C’est une fois encore au cœur de la thématique qui irrigue ses récits et films que le cinéaste Japonais nous entraîne dans son nouvel opus pour en explorer les souffrances intimes qui s’y déploient et les possibles pouvant ouvrir la porte à l’espoir. Son cinéma est imprégné de cette quête dont les âmes délaissées et en souffrance portent les stigmates d’une condition humaine que la société moderne amplifie par l’indifférence et la solitude dans laquelle ils se retrouvent plongés. A l’image de cette petite fille affamée et battue se retrouvant seule , hagarde et impuissante, dans la nuit et le froid.Image très forte que le cinéaste renvoie au spectateur comme une interpellation : et vous que feriez-vous, si vous y étiez confrontés ?. Son cinéma se décline à partir de cette interpellation que ses films depuis de nombreuses années explorent sous tous les aspects dont sa formation de documentariste prolonge dans la fiction qu’il nourrit de ces éléments réalistes dont elle s’inspire. Contexte social et environnemental y sont au cœur permettant de « pénétrer » au plus profond de ces souffrances qui finissent par permettre de dépasser les handicaps ( la légalité?), afin de récréer les liens indispensables. La force de son récit est d’emprunter avec ses personnages, les chemins de traverse qui peuvent y mener, permettant de s’interroger sur la vraie finalité de vie, constitue tout l’enjeu de son film..
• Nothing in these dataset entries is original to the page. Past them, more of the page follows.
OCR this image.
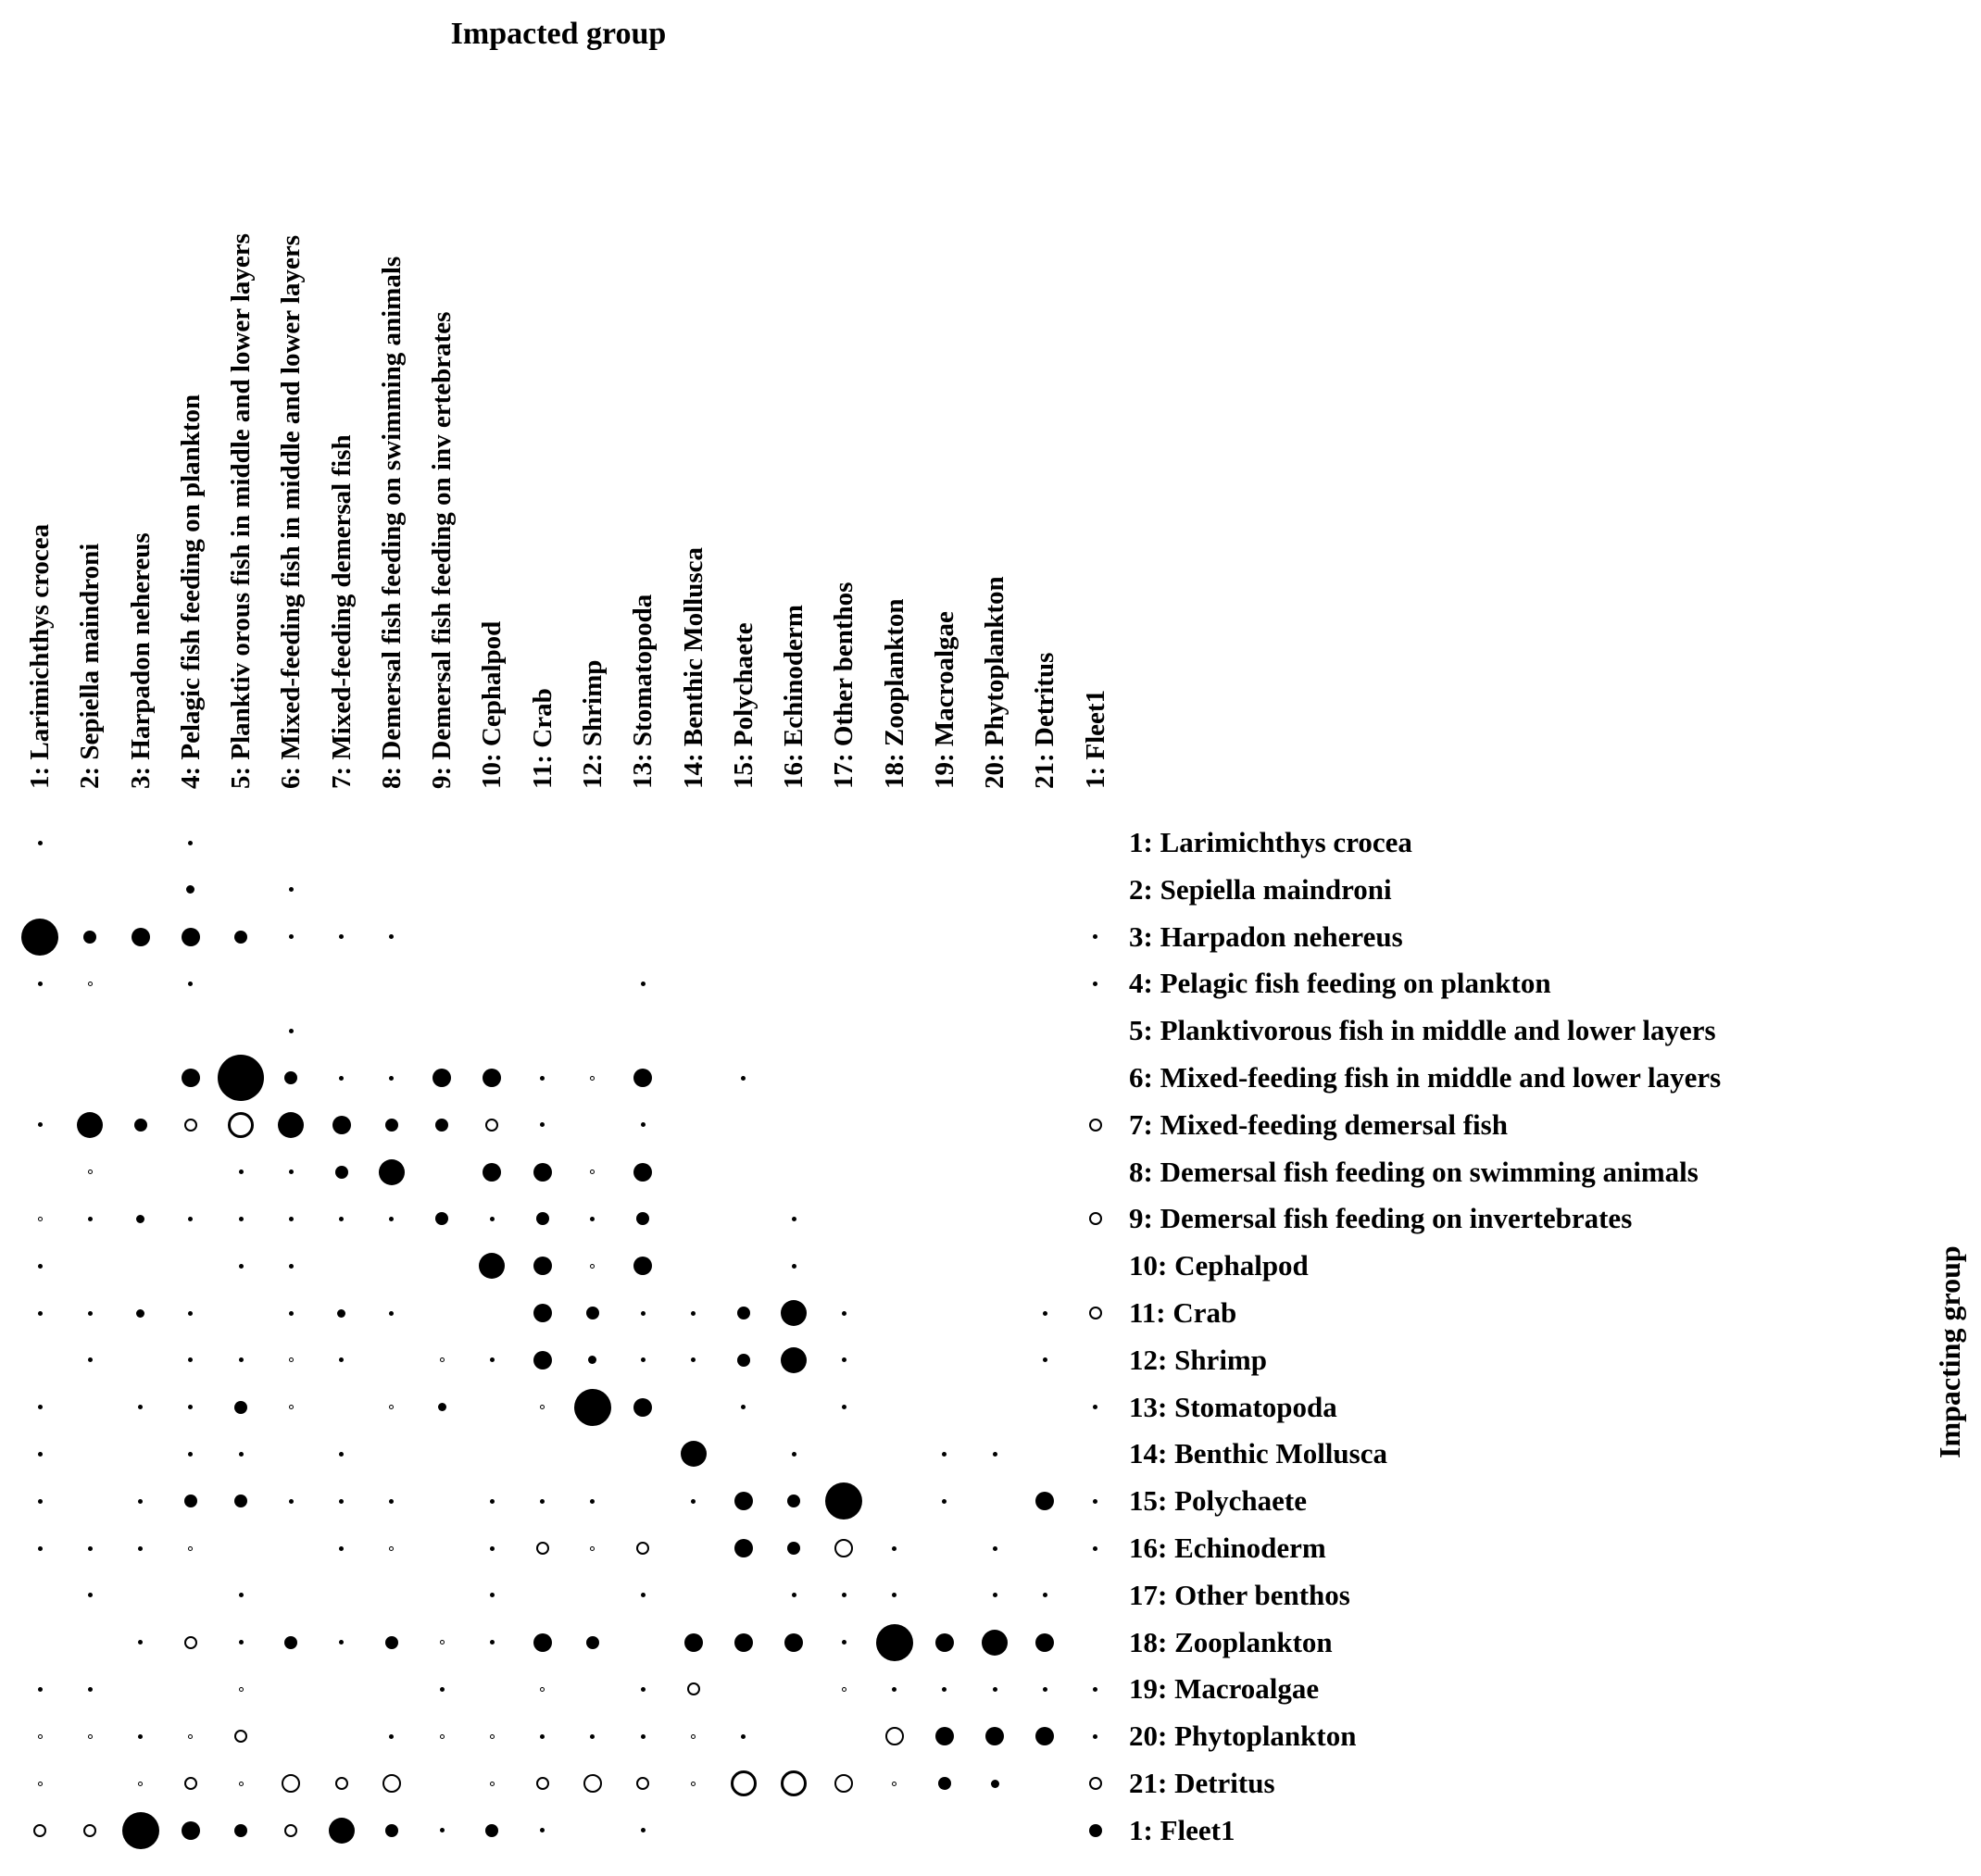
Impacted group
Impacting group
1: Larimichthys crocea 2: Sepiella maindroni 3: Harpadon nehereus 4: Pelagic fish feeding on plankton 5: Planktiv orous fish in middle and lower layers 6: Mixed-feeding fish in middle and lower layers 7: Mixed-feeding demersal fish 8: Demersal fish feeding on swimming animals 9: Demersal fish feeding on inv ertebrates 10: Cephalpod 11: Crab 12: Shrimp 13: Stomatopoda 14: Benthic Mollusca 15: Polychaete 16: Echinoderm 17: Other benthos 18: Zooplankton 19: Macroalgae 20: Phytoplankton 21: Detritus 1: Fleet1
1: Larimichthys crocea
2: Sepiella maindroni
3: Harpadon nehereus
4: Pelagic fish feeding on plankton
5: Planktivorous fish in middle and lower layers
6: Mixed-feeding fish in middle and lower layers
7: Mixed-feeding demersal fish
8: Demersal fish feeding on swimming animals
9: Demersal fish feeding on invertebrates
10: Cephalpod
11: Crab
12: Shrimp
13: Stomatopoda
14: Benthic Mollusca
15: Polychaete
16: Echinoderm
17: Other benthos
18: Zooplankton
19: Macroalgae
20: Phytoplankton
21: Detritus
1: Fleet1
Dès la première séquence, le ton est donné avec un père Osamu ( Lily Franky) et son fils , qui à la sortie d’un vol à l’étalage croisent dans la rue une petite fillette ,Juri ( Sasaki Miyu) désemparée , perdue … et vont la recueillir dans leur modeste demeure . Dans celle-ci y vit la grand mère et sa petite fille d’une vingtaine d’années ( qui fait son business dans les Peep-Shows) , le couple Osamu et leur fils , Shota (Jyo Kairi ) dont on apprendra qu’il a été trouvé abandonné . De la même manière que l’on apprendra que la petite Juri s’est enfuie de sa famille qui la maltraitait. Pas question de prévenir la police, et comme cela a été le cas pour Shota, la petite fille sera adoptée par la famille . On ne pense pas aux risques possibles encourus par cette démarche de « recomposition familiale » considérée hors -la loi. Ceux de séquestration et d’enlèvement, au cas où la famille de la petite fille la réclamerait. La famille qui l’adopte ainsi recomposée vit en belle harmonie , et le cinéaste ne manque pas de nous y entraîner au cœur , avec son cinéma scrutateur des petites choses de la vie et de ses liens affectifs qui se tissent petit à petit au quotidien entre les individus. La petite fille qui y trouvera un frère , des parents et la confiance. Les parents découvriront ce qu’ils avaient oublié en chemin plus préoccupés – par les petits trafics , petits boulots ou vols auxquels il initient les enfants – que par un certain sens des responsabilités. Car si ceux-ci se construisent en marge de la normalité, elle n’en sont pas pour autant, tout aussi respectables…surtout pour les enfants en question à qui ils offrent et apportent l’amour, dont ils ont étés privés …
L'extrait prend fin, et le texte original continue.